In 1981 I had the educative experience of spending a few days in a Police State. The glory of medieval Prague couldn't be held back even by the oppression of the Soviet stars and uniformed men, by the grime and rotten infrastructures, by the single-channel radio we couldn't turn off, nor by the apparatchik who didn't even pretend he wasn't spying on us at the restaurant table. A few years later I was in Budapest, which was vastly better, but that merely emphasized how truly depressing Prague had been; and eerie; and a bit frightening in spite of our American passports. What a relief it was to cross the border after a few days... to Germany.
So I can emphasize with Jonathan Spyer and Michael Totten when they swap stories about the oppressive all pervading fear that lies over the Hezbollah-controlled areas of southern Lebanon. (Actually, Michael has written about this repeatedly; it clearly made an impression.) And for the life of me I cannot explain how a New York Times reporter can travel to the same areas and quite totally not see any of it, as demonstrated in today's report. Is he a fool? Blind? Impervious to whatever he's not conditioned to see, or conditioned not to see? A crass propagandist? What's going on?
It's an important question, since vastly more people are informed by the NYT than by Michael Totten, more's the pity.

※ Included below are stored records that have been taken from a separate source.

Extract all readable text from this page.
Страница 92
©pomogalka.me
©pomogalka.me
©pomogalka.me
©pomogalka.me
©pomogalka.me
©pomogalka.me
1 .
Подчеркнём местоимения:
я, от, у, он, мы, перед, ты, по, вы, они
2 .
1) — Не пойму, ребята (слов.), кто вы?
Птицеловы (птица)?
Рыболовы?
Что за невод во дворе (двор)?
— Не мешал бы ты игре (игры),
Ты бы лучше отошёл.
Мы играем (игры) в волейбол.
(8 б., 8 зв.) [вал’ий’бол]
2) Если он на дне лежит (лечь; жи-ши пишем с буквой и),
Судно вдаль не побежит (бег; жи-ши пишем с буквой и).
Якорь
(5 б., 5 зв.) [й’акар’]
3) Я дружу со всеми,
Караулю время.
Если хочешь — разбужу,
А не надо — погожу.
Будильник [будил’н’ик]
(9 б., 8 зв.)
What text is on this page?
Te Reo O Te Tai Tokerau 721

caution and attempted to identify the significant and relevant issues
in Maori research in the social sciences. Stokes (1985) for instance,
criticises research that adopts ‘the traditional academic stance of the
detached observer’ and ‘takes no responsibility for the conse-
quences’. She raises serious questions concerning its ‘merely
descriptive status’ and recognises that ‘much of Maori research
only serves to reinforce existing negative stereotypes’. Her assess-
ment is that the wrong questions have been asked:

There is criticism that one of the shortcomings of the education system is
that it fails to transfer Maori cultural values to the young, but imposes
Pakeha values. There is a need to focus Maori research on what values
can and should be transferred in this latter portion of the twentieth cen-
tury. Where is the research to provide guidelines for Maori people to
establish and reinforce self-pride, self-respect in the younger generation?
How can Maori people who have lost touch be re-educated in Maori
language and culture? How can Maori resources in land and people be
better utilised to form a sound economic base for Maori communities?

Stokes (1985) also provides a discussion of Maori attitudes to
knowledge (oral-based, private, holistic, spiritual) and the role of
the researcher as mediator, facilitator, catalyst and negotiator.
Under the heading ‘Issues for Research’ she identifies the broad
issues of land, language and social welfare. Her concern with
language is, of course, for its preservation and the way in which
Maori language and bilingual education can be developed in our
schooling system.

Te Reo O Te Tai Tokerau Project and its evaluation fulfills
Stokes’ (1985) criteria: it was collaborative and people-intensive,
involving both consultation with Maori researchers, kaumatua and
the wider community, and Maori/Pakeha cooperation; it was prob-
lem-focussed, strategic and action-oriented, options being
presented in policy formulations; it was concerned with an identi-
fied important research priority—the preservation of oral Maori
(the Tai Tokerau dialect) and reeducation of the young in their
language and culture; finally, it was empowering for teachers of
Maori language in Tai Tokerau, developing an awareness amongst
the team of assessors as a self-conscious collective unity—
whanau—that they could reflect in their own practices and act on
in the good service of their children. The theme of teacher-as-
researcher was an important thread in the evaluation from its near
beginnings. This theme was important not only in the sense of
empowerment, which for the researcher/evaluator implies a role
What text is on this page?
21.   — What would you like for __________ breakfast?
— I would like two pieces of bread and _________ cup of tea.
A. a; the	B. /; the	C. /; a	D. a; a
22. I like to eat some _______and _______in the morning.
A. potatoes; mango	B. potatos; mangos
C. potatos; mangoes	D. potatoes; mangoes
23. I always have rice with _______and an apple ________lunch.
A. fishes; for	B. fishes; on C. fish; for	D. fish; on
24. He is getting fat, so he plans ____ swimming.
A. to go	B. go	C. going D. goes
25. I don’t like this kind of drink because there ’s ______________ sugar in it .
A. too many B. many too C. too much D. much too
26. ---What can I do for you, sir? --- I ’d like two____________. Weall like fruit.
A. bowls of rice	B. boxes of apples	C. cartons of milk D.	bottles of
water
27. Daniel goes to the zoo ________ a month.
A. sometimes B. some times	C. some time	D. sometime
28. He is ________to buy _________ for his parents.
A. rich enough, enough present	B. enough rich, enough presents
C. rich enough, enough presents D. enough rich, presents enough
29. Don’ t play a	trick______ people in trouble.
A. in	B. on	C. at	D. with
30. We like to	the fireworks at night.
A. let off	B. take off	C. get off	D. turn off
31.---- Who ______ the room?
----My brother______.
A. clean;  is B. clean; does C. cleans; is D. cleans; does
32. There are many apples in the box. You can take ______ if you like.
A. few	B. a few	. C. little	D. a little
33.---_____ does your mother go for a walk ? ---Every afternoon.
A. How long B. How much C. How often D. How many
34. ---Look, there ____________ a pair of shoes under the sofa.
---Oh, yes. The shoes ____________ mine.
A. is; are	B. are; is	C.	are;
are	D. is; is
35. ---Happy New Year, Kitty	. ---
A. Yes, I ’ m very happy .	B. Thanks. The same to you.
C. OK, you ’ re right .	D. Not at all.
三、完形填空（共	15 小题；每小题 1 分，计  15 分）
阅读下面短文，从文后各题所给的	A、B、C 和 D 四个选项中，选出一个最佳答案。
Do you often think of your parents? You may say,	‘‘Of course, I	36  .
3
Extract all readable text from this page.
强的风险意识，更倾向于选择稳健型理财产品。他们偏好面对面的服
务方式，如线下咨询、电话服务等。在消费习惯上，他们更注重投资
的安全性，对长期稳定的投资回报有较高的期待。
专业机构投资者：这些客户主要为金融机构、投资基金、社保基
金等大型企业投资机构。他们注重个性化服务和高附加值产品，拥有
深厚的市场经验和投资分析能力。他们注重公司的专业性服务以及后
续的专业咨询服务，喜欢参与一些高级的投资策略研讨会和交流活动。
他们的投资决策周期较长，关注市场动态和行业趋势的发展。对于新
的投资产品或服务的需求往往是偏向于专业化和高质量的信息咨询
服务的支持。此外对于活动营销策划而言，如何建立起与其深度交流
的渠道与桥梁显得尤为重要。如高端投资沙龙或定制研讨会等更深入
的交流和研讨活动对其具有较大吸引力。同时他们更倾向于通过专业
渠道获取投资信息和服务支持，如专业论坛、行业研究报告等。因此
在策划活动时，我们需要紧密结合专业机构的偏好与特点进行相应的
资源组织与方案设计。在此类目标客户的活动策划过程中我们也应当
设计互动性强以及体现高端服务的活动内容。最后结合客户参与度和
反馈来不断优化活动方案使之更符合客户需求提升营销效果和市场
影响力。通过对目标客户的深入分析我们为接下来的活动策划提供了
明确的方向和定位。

And then of course there's the small matter that the story demonstrates - but never mentions: the total failure of the UN and the so-called international community in enforcing conditions they felt important as recently as August 2006, when Security Council decision 1401 laid down rules ensuring Hezbullah wouldn't be able to re-arm. In Hebrew UN is pronounced Oom, and David Ben Gurion famously remarked once "Oom Shmoom", which doesn't need much translation does it.